Monday, 14 November 2011

Our Lovely Vulgar And Most Human Art

In 1967, Gore Vidal wrote:

The portentous theorizings of the New Novelists are of no more use to us than the self-conscious avant-gardism of those who are trying to figure out what the next ‘really serious’ thing will be when it is plain that there is not going to be a next serious thing in the novel. Our lovely vulgar and most human art is at an end, if not the end. Yet that is no reason not to want to practice it, or even to read it. In any case, rather like priests who have forgotten the meaning of the prayers they chant, we shall go on for quite a long time talking of books and writing books, pretending all the while not to notice that the church is empty and the parishioners have gone elsewhere to attend other gods, perhaps in silence or with new words.

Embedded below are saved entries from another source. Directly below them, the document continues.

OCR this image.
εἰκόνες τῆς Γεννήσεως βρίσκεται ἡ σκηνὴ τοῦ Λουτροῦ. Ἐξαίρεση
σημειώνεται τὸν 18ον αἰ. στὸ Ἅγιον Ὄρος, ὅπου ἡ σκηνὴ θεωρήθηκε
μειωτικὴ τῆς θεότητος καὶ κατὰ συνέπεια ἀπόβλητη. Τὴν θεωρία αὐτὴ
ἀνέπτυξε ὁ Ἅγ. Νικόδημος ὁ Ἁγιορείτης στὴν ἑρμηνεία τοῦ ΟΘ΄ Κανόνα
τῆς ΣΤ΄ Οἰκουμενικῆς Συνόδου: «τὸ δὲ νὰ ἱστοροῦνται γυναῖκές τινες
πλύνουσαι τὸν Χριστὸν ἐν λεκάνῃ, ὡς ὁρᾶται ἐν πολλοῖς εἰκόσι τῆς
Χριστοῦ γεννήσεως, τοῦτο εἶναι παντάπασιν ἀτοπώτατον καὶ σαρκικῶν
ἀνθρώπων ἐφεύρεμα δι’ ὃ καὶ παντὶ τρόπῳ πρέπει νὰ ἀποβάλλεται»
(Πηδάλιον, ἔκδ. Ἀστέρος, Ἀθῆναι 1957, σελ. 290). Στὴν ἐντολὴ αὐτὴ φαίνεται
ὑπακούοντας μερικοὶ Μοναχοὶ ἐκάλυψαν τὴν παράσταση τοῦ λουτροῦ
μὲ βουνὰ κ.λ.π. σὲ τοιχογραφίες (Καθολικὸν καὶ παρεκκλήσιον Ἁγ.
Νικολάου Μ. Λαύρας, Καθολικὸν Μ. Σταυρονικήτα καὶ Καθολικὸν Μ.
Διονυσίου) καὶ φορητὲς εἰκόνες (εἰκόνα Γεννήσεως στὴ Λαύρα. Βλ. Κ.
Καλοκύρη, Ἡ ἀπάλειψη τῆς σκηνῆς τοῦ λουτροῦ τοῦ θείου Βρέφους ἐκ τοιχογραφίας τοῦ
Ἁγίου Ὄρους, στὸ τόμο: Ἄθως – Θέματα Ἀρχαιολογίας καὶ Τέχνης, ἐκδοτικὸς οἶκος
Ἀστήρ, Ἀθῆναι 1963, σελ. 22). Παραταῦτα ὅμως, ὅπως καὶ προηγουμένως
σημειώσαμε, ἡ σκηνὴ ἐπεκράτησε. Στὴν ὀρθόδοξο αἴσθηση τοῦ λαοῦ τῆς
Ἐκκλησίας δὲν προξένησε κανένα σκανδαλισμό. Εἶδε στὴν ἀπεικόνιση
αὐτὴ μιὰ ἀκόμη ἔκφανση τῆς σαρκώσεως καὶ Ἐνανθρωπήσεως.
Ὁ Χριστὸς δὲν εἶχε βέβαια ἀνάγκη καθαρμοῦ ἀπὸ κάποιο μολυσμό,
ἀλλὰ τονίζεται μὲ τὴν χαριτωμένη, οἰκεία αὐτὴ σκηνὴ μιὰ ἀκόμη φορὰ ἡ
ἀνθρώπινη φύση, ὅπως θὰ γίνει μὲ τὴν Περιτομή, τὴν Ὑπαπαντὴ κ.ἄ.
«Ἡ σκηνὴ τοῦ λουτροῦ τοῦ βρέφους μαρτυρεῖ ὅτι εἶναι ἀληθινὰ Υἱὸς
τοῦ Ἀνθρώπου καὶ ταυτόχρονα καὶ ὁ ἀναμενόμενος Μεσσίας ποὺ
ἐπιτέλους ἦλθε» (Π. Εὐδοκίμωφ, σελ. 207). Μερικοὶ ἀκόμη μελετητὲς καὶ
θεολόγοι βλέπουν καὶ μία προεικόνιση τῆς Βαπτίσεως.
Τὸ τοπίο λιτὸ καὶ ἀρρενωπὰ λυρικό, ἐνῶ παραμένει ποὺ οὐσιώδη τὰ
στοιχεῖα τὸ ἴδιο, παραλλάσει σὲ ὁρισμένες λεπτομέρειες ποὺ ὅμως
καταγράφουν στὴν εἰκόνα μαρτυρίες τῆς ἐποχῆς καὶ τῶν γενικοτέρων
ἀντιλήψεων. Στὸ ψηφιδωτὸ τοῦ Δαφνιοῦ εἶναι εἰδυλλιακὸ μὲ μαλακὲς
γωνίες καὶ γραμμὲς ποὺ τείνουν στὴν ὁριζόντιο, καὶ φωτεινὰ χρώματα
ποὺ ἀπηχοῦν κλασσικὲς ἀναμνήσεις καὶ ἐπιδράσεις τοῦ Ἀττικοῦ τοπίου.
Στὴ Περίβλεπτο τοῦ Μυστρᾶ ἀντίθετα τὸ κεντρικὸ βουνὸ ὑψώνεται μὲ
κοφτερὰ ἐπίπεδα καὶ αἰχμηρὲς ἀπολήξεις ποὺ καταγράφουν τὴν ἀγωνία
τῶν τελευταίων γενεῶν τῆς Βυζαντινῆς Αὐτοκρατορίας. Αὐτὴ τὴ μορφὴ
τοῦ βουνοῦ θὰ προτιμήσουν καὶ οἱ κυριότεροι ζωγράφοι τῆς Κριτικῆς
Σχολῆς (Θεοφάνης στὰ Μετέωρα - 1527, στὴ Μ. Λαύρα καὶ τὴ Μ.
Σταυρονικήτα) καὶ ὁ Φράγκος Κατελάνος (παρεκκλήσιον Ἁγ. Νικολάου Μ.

Our lovely vulgar and most human art? Vidal's tone reminds one of Aristophanes' Socrates, swinging aloft in his basket in the sky and addressing poor Strepsiades down below, exclaiming "short-lived one, creature of a day! Why do you call me?" Short-lived literary form, mere human mode of reflection, how do you continue? Vidal's reply: only as a habit not broken; only as a form of words emptied of all they might ever have meant.

This is the oldest sleight of hand in all the world. The novel, like all of human endeavour, did not begin as a hymn to the gods. Dr. Johnson, who was there at its inception, called the form (and he did not mean to compliment it) "familiar history." Its practitioners were not priests, merely women, writing what was effectively an entertaining version of the conduct book for girls. But that art went the way that all arts go in the end, in a confidence trick that is as ancient as our civilization.

When Socrates came on the scene in Athens, some thinking fellows were spending their life by giving answers to the big questions of life and other teaching fellows were earning their living by showing people the skills for the business of living. And then Socrates, in one clever move, cleared a space for a way of doing things that has dogged our steps ever since. By admiring but placing himself below the thinkers, and denigrating and placing himself above the teachers, he constituted a way of life that neither claims to have answers to the big questions (on the grounds that only the gods can have those) nor devotes itself to the practical skills of living (on the grounds that we ought not to be merely human just because we are human). This way of life is called philosophy, and it purchases its alleged remove from the business of living, not by attaching itself to pieces of wisdom it will defend but by claiming to love a wisdom it will not (because it says it cannot) name. It is a way of life that is led between the claims that godly things are too good for us and human things not good enough.

And so the women who dominated the novel form for the first twenty-five years of its existence went the way of Socrates' teachers, condemned for claiming to disseminate (and for money too!) skills with which to negotiate this life. And the men who dominated the novel for the following hundred years or so went the way of the thinkers, admired in their way but judged to be naive in their belief that answers to the big questions of life can be represented by mere humans. Surviving them both were the philosopher-novelists, too in love with the godly to submit to the market, to entertainment, to instruction, to the mere business of living and writing, but too self-consciously humble to lay claim to any world view, defend any vision, or pin their colours to any mast.

Of course, since these philosopher-novelists are only a confidence trick (albeit the very oldest one in the book) they have almost nothing to give content to their writing other than a chastened admiration of the thinkers and a patronizing contempt for the teachers. And so they run out of steam, of course. But not quite as Vidal describes it. The parishioners, as Vidal has them, have all abandoned ship quite some time ago. They, after all, go in for being instructed and inspired; the one is not below them nor the other mystified so that it lies above them. They have moved on elsewhere. For them, if an art is dead and gone, then there is a reason not to want to practice it and to read it. But they have not moved in search of other gods, as Vidal would have us believe. Because only the priests believe in gods. And only they will eventually go to another place in search of them. There, they will, once again, call the place a church and those gathered there "parishioners," whose words they will call prayers, in worship of gods whose absence will empty those words of all meaning. The parishioners will not stay for the end game. The philosophers will. Until they too up and move elsewhere, to empty out another form of words of all its meaning and another building of all those gathered inside.

It is a rather easy thing, this swinging around between heaven and earth, calling down in pity at those who would learn the business of living well and looking up in knowing nostalgia at those who would answer the big questions of life. An easy thing, but not a serious one.